1. First I went to Single Origin, since I was staying in Surry Hills. Nick Smith was kind enough to serve me a variety of coffees even with a buzzing morning crowd. There, I had their espresso blend, which had high notes, was nutty with a cherry liquor/kirsch resonance, and mildly spicy. Then, I was served a Northern Rivers Australian coffee (unaware before this that there even was Australian Coffee from NSW). It was bittersweet, earthy, and caramel. Finally, I had the Ethiopian (Sidamo, I believe) in a "plunger" (or French Press). It tasted like huckleberries on a waffle.

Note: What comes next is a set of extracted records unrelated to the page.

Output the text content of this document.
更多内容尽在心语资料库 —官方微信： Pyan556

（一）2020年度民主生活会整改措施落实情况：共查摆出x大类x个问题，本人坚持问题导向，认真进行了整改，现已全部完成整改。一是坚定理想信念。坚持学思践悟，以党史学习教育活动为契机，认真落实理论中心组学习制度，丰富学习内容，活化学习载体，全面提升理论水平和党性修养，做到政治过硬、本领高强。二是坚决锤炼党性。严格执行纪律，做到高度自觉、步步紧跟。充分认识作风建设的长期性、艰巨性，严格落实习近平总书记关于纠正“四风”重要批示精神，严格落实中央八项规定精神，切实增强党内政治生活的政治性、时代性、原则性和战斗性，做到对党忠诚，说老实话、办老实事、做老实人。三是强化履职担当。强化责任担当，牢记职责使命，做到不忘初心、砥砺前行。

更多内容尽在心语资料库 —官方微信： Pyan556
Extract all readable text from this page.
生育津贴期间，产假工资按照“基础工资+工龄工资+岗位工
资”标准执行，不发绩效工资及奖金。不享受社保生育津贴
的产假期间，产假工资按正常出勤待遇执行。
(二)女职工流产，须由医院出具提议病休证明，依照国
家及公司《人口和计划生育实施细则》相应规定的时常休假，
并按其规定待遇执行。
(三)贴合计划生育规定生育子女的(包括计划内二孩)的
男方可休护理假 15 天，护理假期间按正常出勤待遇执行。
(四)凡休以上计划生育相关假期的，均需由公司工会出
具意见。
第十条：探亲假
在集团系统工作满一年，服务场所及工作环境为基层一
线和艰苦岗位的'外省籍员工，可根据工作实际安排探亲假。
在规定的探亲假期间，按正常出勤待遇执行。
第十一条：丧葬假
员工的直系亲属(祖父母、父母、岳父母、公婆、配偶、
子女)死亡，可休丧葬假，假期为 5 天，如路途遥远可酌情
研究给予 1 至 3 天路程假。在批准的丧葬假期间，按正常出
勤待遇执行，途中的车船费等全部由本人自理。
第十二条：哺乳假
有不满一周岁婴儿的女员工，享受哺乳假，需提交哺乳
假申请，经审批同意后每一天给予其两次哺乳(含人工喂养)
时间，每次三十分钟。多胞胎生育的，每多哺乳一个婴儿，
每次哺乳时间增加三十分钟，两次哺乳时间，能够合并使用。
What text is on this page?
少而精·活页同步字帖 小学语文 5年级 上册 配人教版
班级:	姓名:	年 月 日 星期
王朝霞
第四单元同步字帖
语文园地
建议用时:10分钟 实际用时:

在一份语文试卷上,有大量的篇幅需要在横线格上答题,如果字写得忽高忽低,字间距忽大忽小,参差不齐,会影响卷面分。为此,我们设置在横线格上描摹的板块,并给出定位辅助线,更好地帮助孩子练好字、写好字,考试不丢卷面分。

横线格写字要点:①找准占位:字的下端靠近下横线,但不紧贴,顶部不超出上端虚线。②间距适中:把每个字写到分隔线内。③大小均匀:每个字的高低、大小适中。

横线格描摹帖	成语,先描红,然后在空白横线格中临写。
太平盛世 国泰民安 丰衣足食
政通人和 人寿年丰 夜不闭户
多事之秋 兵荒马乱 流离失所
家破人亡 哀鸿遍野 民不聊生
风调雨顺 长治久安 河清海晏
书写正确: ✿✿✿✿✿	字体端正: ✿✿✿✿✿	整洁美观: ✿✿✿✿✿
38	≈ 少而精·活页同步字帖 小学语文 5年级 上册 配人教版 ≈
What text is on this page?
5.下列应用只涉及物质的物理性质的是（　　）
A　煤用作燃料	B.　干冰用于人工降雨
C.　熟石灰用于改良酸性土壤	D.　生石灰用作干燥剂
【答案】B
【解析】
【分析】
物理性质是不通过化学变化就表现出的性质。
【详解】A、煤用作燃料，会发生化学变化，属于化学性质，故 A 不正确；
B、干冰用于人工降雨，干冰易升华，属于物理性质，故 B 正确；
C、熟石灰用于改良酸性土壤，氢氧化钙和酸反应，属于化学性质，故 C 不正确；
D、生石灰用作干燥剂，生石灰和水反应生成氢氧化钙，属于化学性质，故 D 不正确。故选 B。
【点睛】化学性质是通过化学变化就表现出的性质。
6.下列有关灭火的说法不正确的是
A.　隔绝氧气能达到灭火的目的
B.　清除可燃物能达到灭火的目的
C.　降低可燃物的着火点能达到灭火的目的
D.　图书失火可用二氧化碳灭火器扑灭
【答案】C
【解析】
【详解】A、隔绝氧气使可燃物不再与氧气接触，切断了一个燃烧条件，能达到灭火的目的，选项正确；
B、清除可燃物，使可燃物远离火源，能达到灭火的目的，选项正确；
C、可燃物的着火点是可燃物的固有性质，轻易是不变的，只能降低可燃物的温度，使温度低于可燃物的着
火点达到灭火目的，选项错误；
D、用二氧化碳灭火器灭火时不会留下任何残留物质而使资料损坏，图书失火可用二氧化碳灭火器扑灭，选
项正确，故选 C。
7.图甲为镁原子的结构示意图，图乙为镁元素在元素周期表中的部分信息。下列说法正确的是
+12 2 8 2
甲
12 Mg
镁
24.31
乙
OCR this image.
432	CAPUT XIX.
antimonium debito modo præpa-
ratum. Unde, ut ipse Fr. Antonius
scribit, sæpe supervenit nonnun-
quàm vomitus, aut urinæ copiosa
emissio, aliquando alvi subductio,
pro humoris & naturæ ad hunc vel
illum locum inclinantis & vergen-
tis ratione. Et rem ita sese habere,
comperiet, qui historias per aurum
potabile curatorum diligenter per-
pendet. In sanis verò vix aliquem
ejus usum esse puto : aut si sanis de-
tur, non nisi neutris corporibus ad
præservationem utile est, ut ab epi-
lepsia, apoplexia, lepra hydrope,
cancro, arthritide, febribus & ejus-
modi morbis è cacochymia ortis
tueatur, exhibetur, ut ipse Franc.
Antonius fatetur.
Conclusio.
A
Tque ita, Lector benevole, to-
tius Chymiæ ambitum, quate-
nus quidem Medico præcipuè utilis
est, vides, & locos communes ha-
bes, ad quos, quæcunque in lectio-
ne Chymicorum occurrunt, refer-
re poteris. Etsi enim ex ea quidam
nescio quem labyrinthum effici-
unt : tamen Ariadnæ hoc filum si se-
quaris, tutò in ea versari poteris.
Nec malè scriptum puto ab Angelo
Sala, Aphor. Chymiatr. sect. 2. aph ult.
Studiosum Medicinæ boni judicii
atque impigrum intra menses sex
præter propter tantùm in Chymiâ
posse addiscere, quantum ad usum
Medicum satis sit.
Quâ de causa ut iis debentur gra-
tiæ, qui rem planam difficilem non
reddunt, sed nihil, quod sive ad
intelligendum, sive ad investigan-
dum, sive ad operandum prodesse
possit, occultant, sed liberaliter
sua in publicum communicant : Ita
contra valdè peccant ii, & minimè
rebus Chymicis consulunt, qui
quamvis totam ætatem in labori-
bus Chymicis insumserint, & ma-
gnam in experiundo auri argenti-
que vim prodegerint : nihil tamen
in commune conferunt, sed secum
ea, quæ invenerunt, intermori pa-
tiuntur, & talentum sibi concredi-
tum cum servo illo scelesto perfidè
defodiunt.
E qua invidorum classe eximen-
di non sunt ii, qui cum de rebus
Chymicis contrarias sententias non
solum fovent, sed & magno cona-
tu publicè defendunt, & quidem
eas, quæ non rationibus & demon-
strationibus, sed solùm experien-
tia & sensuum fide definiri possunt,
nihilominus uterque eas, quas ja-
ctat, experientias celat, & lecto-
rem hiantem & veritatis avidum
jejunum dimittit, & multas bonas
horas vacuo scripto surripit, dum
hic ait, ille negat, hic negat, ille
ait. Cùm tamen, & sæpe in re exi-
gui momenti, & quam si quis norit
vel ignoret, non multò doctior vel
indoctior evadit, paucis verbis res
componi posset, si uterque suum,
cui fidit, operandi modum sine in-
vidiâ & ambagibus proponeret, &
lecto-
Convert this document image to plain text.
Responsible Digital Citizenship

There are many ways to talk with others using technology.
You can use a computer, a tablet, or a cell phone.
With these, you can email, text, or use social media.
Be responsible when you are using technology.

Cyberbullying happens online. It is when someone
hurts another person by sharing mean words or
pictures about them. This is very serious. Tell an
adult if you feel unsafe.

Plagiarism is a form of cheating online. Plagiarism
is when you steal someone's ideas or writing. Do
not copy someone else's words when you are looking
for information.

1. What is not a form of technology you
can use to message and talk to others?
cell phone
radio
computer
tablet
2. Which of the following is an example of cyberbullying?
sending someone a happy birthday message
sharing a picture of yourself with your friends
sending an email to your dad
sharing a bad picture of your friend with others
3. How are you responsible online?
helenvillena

[Incidentally, I went to a place for dinner and had an after-dinner espresso: they served a Single Origin blend. I did something I have never done: I kindly told them that I was sorry, but I could not drink it and confidently stated that they soured the shot. To my surprise, the waiter thanked me, got someone else on their Syneso, and pulled the shot for me. Hey, it worked! It was back up to par.]
2. Toby's on City Rd. was a great café, great location, with a counter lined with HB espresso machines, most of them E61s, tamps, and other paraphernalia. I tried their heavy bodied India Monsoon Malabar, and then what I thought was a Costa Rican bean as a ristretto, but they were so busy that I could not get clear on this. Later, I was offered a complimentary piccolo. So, I drank it. It was hard for me to discern too much about it, except that it was milky, but enjoyable.


3. One of my favorite coffee moments on the Sydney leg of my trip was Mecca. I wrote Mecca in advance, and Paul was kind enough to respond to me while still in Brazil, sourcing, and set up a cupping date! I stopped by their roasters on Cleveland St., and we cupped three coffees.
We cupped the new Brazilian beans, an Ethopian Beloya, and the Kenya Gethumbwini. I liked the later two so much that I took a bag of each home with me. The Brazilan had aromas of plumb and lime; the Beloya was extremely aromatic, and Paul nailed the "honey dew," along with berry notes. In the Gerthumbwini, again, Paul helped me find the blackberry notes, though I was still looking for the peachy, honey aromas that I had with Gerthumbwini in Melbourne at Seven Seeds. It's amazing how the "same" coffee can yield a spectrum of aromas. (As an aside, Chris Tacy figured prominently in our discussions of "super-tasters"! And though I do not know him personally—only what I have read by him—he is apparently world-renowned and not merely a local HB phenomenon

Finally, in an unexpected stop on the way to the airport the morning I left Sydney, I had breakfast and coffee at Allpress. Although I had heard good things about Allpress, and the café looked sharp, I had two disappointing drinks (the "ristretto" was thin, weak, and flat; the macchiato was milky with a half-hearted attempt at "latte art"). But with my Mecca beans in tow, and the hospitality of all the other baristi and roasters, I left Australia on a bright note.